Canberra national war cemetery plan scuttled Mr Abbott flagged the idea of "Australia's Arlington" in a speech to a Legacy conference, along with an Australian funded war museum and interpretative centre on the Western Front, as part of plans to commemorate this year's Anzac centenary with a "lasting legacy".
The Canberra proposal could have seen grave sites for men and women killed oakley square in action, Victoria Cross winners, former governors general and former prime ministers. Mr Abbott proposed significant soldiers could oakley lenses be interred in the new cemetery. He later announced plans for a new $100 million war museum at the Australian memorial in Villers Bretonneux, Franceto be known as the Sir John Monash Centre and telling the story of the Anzacs on the Somme. The centre is due to open in 2018 and received funding in the government's controversial 2014 budget. The Canberra proposal has been discussed by the RSL, veterans groups and parliamentarians over decades, and would require approval by the National Memorials Committee, which is chaired by the Prime Minister and includes the Opposition Leader andsenior bureaucrats. "Our national executive took the decision that we would just www oakley com sunglasses monitor developments;we're not pushing for it." In 2011 members of the league's Victorian branch put forward a similar idea, which was later deferred by the national executive.

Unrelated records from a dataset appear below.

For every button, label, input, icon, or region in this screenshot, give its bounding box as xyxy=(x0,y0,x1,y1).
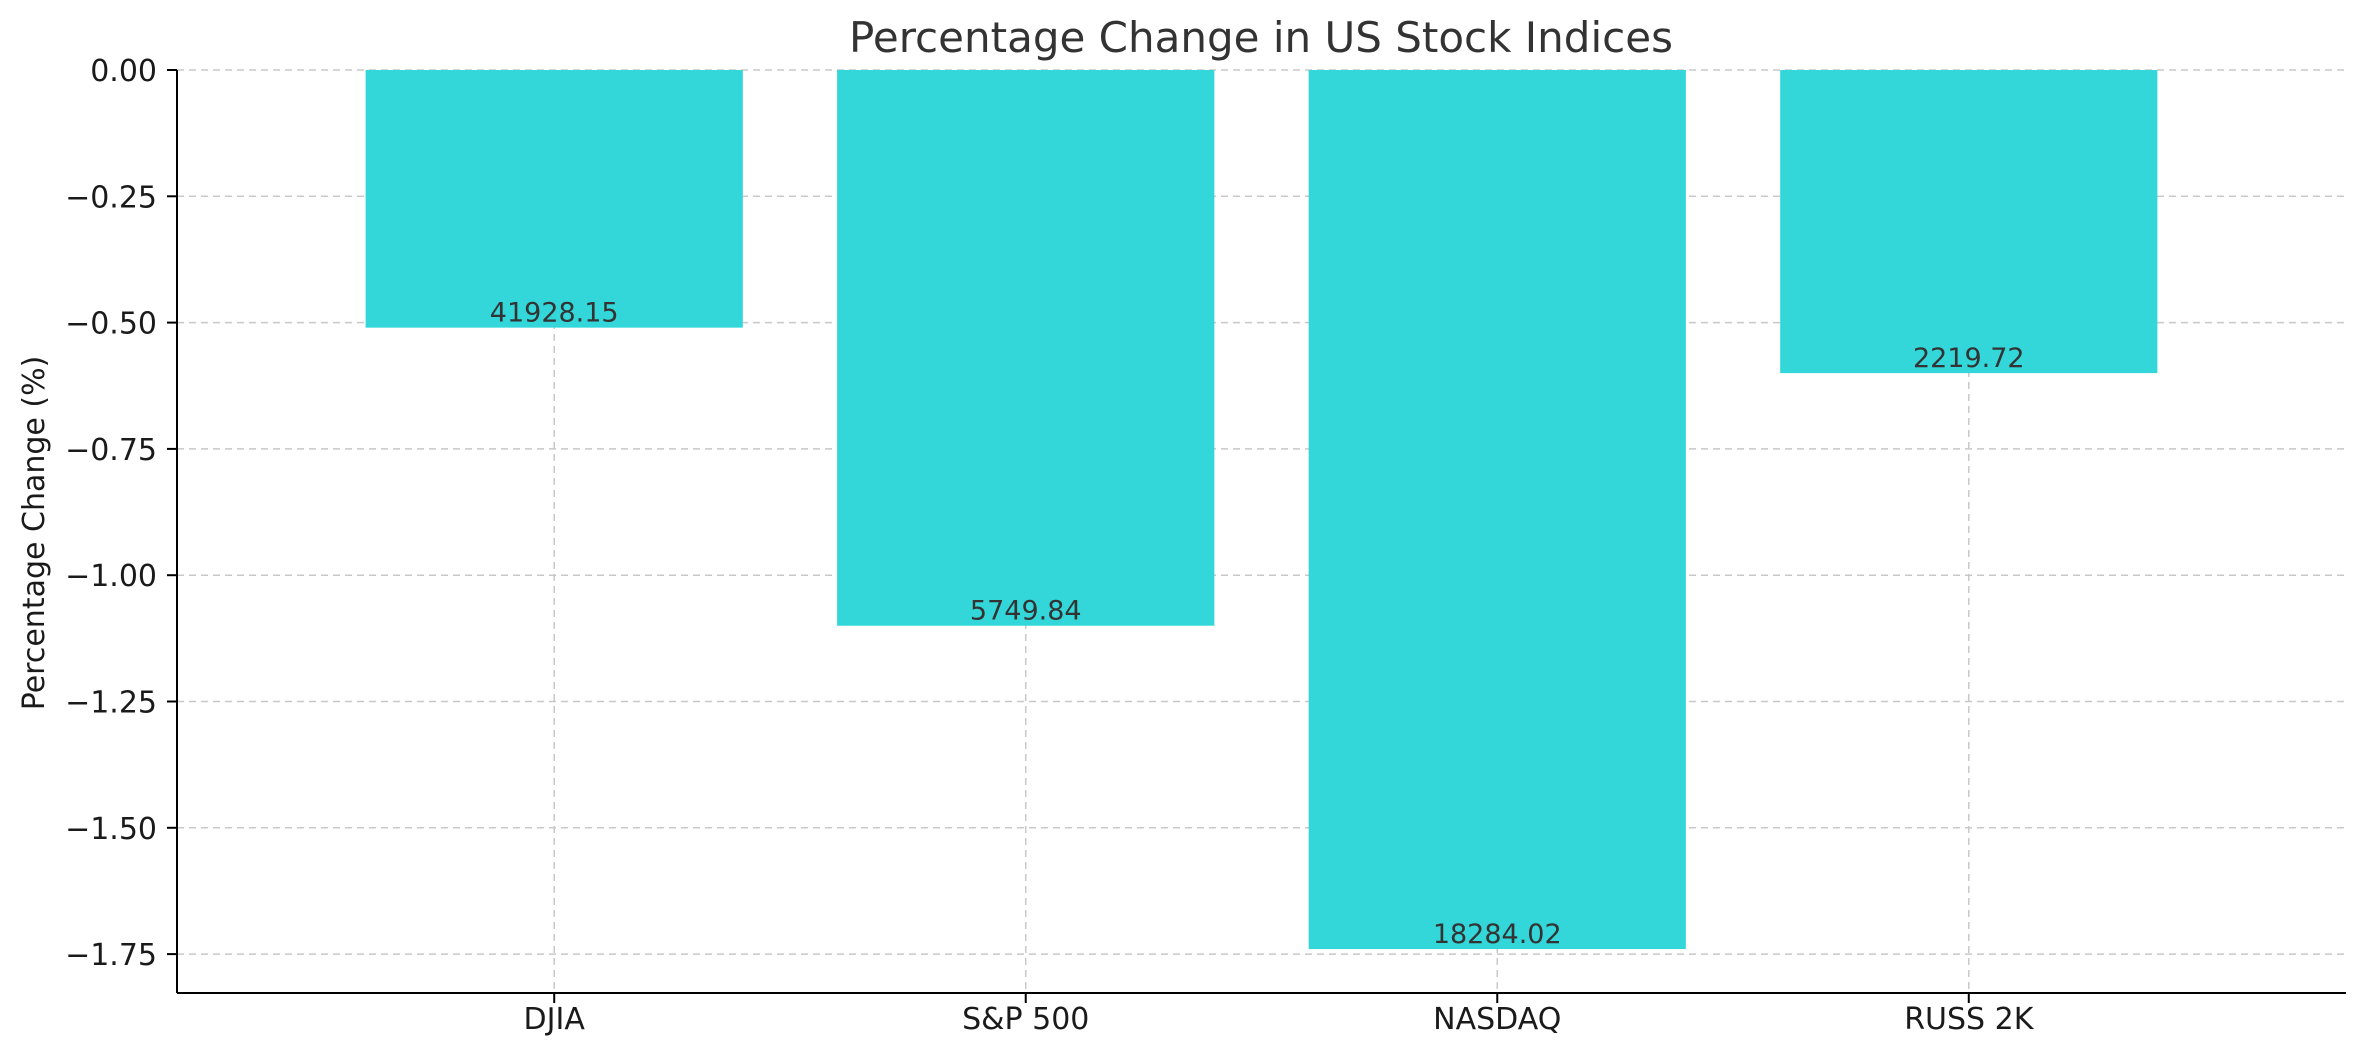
bar-value-label: 2219.72 xyxy=(1913,343,2025,374)
y-tick-label: −0.25 xyxy=(65,180,157,215)
bar xyxy=(837,70,1215,626)
bar-value-label: 5749.84 xyxy=(970,596,1082,627)
x-tick-label: DJIA xyxy=(524,1002,586,1037)
y-tick-label: −0.50 xyxy=(65,307,157,342)
x-tick-label: S&P 500 xyxy=(962,1002,1089,1037)
y-axis-label: Percentage Change (%) xyxy=(17,356,52,711)
y-tick-label: −1.25 xyxy=(65,685,157,720)
ticks: 0.00 −0.25 −0.50 −0.75 −1.00 −1.25 −1.50 −1.75 D… xyxy=(65,54,2035,1037)
y-tick-label: −1.00 xyxy=(65,559,157,594)
chart-title: Percentage Change in US Stock Indices xyxy=(849,13,1673,62)
bars xyxy=(365,70,2158,950)
x-tick-label: NASDAQ xyxy=(1433,1002,1561,1037)
x-tick-label: RUSS 2K xyxy=(1904,1002,2035,1037)
y-tick-label: −1.75 xyxy=(65,938,157,973)
y-tick-label: −1.50 xyxy=(65,812,157,847)
bar xyxy=(365,70,743,328)
bar-labels: 41928.15 5749.84 18284.02 2219.72 xyxy=(490,298,2025,950)
y-tick-label: 0.00 xyxy=(90,54,157,89)
bar xyxy=(1308,70,1686,950)
bar-value-label: 41928.15 xyxy=(490,298,619,329)
bar xyxy=(1780,70,2158,374)
y-tick-label: −0.75 xyxy=(65,433,157,468)
axes xyxy=(176,70,2346,994)
bar-value-label: 18284.02 xyxy=(1433,919,1562,950)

Mr Abbott's proposal was met with strong opposition from some veterans, because it would require relatives of war dead to travel to Canberra to visit grave sites. The need to reinter some graves also drew criticism. A site for the proposed cemetery was never specified. Land near the corner of Anzac Avenue and Constitution Avenue had been considered suitable, but is being developed for new housing. Arlington National Cemetery is home to 400,000 graves and covers more than 250 hectares. Elected officials, including US presidents, who have served in the armed forces can be buried at Arlington, as well as some spouses and children of war dead. Last year, federal Opposition Leader Bill Shorten became the latest politician to call for an Australian war cemetery in Canberra. Mr Shorten used an Anzac Day opinion piece to propose the Australian War Cemetery as a partner of the Australian War Memorial. "In the future, I hope Canberra can also have a place where the widows and parents and children and remembering descendants of our service personnel can come in quiet, and stand for a while among the ghosts and tell a brave, lost loved one, there in the shadows, of a graduation, a wedding, a family reunion or a new grandchild," Mr Shorten said. "I believe such a place would enrich the fabric of our national memory. It would be a place of pilgrimage on our own, Australian soil.
" The idea has been debated in FederalParliament since the 1920s. In the oakley inc 1980s, a heroes cemeterywas proposed for the slopes of Mount Ainslie, but the idea was abandoned. A 1960s plan for a cemetery in Canberra's west was criticised by the ACT's first federal MP Jim Fraser, who said a national cemetery could be inaccessible for family members.